La palabra es una caricatura miserable. Quién puede explicar con palabras, aunque este contando su propia vida, todo lo que induce a un hombre a entregarse, a venderse todos los días un poco, hasta llegar a ser como vos, viejo. Cuántas pequeñas canalladas, cuántas porquerías imperceptibles, forman esa otra gran porquería de la que él habló: el alma. Pobre alma de miserables tipos que ya han dejado de ser hombres y son bestias, bestias caídas, arrodilladas de humillación. Dijiste:
– Qué vergüenza, señor.
Eso dijo: qué vergüenza. Y después agregó no poder matarse.
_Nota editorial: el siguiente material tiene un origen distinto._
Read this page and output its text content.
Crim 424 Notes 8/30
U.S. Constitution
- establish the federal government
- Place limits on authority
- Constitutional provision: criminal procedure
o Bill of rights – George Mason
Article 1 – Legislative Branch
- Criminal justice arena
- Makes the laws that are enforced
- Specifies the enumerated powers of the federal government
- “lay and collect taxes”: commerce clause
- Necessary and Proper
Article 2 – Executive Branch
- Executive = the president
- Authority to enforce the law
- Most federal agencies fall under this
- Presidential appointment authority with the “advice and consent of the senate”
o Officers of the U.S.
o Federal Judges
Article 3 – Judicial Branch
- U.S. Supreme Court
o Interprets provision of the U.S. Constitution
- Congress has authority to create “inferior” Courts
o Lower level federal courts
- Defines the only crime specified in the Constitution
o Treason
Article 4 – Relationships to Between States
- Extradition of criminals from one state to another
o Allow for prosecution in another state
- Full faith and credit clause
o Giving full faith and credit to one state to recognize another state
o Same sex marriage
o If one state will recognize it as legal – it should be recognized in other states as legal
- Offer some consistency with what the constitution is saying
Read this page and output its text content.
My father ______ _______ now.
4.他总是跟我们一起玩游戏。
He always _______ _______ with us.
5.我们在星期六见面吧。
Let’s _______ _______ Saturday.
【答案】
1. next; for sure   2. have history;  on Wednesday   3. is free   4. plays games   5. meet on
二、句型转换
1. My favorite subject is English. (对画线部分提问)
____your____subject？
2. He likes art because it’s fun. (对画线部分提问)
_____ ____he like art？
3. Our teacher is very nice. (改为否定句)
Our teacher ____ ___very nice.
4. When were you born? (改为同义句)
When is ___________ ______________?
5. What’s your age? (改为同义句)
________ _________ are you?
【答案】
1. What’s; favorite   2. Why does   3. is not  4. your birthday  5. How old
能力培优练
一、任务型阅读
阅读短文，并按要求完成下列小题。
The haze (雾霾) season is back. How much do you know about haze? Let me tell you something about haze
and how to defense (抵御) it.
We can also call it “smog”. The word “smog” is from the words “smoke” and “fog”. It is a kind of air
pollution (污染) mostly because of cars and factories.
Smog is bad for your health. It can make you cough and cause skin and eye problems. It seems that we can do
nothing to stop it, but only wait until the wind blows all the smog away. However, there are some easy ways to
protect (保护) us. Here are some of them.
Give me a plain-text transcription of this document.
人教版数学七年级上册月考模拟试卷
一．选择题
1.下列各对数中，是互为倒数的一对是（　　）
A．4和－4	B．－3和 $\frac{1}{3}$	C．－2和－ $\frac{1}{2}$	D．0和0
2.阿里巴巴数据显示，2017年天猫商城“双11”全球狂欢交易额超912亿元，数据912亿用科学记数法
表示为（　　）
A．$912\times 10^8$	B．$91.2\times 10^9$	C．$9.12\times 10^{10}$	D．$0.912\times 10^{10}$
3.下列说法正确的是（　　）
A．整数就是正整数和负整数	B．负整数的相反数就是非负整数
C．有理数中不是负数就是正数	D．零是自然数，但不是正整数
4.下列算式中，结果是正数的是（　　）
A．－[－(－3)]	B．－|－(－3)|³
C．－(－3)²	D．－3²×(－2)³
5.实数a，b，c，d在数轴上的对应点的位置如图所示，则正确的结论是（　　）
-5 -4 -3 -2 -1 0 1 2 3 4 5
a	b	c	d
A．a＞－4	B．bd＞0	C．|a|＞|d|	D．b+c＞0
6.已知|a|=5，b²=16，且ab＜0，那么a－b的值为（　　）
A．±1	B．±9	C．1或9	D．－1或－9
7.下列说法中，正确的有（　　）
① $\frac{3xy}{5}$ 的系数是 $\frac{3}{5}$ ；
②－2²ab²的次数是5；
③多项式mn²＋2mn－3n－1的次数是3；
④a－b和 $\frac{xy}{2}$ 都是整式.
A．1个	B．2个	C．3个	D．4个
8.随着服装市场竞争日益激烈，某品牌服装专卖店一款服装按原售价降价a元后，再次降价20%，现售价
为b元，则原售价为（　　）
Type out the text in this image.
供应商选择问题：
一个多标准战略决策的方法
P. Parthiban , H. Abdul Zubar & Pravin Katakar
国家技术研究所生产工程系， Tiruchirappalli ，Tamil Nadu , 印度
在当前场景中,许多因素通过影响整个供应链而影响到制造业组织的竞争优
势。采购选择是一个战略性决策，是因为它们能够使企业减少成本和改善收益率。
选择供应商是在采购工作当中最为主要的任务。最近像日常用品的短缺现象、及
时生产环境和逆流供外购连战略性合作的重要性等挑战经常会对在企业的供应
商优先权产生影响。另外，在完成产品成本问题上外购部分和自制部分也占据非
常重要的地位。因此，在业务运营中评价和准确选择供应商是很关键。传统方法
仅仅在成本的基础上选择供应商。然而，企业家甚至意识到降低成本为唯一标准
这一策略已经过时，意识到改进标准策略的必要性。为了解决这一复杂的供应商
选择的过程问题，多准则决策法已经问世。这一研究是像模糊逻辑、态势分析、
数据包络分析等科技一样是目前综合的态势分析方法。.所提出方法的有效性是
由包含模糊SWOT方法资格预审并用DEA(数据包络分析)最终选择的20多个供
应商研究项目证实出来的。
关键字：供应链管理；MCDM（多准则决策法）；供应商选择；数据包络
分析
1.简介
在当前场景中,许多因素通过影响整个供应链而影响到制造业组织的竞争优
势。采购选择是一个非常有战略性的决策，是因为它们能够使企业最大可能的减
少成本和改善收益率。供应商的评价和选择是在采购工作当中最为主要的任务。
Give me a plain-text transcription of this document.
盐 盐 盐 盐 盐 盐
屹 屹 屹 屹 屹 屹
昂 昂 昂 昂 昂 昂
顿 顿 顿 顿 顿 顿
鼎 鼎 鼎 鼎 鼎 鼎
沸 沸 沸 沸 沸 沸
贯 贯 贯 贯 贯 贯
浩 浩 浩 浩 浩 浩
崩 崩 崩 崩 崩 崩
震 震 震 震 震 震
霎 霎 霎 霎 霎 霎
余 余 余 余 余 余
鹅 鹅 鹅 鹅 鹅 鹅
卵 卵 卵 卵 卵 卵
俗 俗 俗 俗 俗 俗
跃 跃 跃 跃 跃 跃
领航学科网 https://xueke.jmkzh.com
Para el viejo Franta yo era algo así como un millonario, tal vez un poco desequilibrado y algo artista (mis ropas, la manía que tengo de escribir en los tugurios, y acaso el candelabro, le habían hecho suponer semejante desatino), yo era un loco con plata, digo, que buscaba literatura en los bajos fondos de Buenos Aires.
Y entonces empezó a darme vueltas en la cabeza aquella idea que, más tarde, se transformaría en un colosal engaño. Pero antes quiero decir algo: miento prodigiosamente. Y es natural. La fantasía del que está solo se desarrolla, a veces, como una corcova de la imaginación, un poco monstruosamente; con ella elabora un universo tramposo, exclusivo, inverificable que –como el creado por Dios– suele acabar aniquilándose a si mismo. El suicidio o la locura son dos formas del Apocalipsis individual: la venganza de la soledad.
Pero este es otro asunto. Lo que quería explicar es que amo la mentira, la adoro, me alimento de ella y ella es, si tengo alguna, mi mayor virtud. Miento, de proponérmelo, con maestría ejemplar, casi genialmente. Y esta noche puse toda mi alma en el engaño.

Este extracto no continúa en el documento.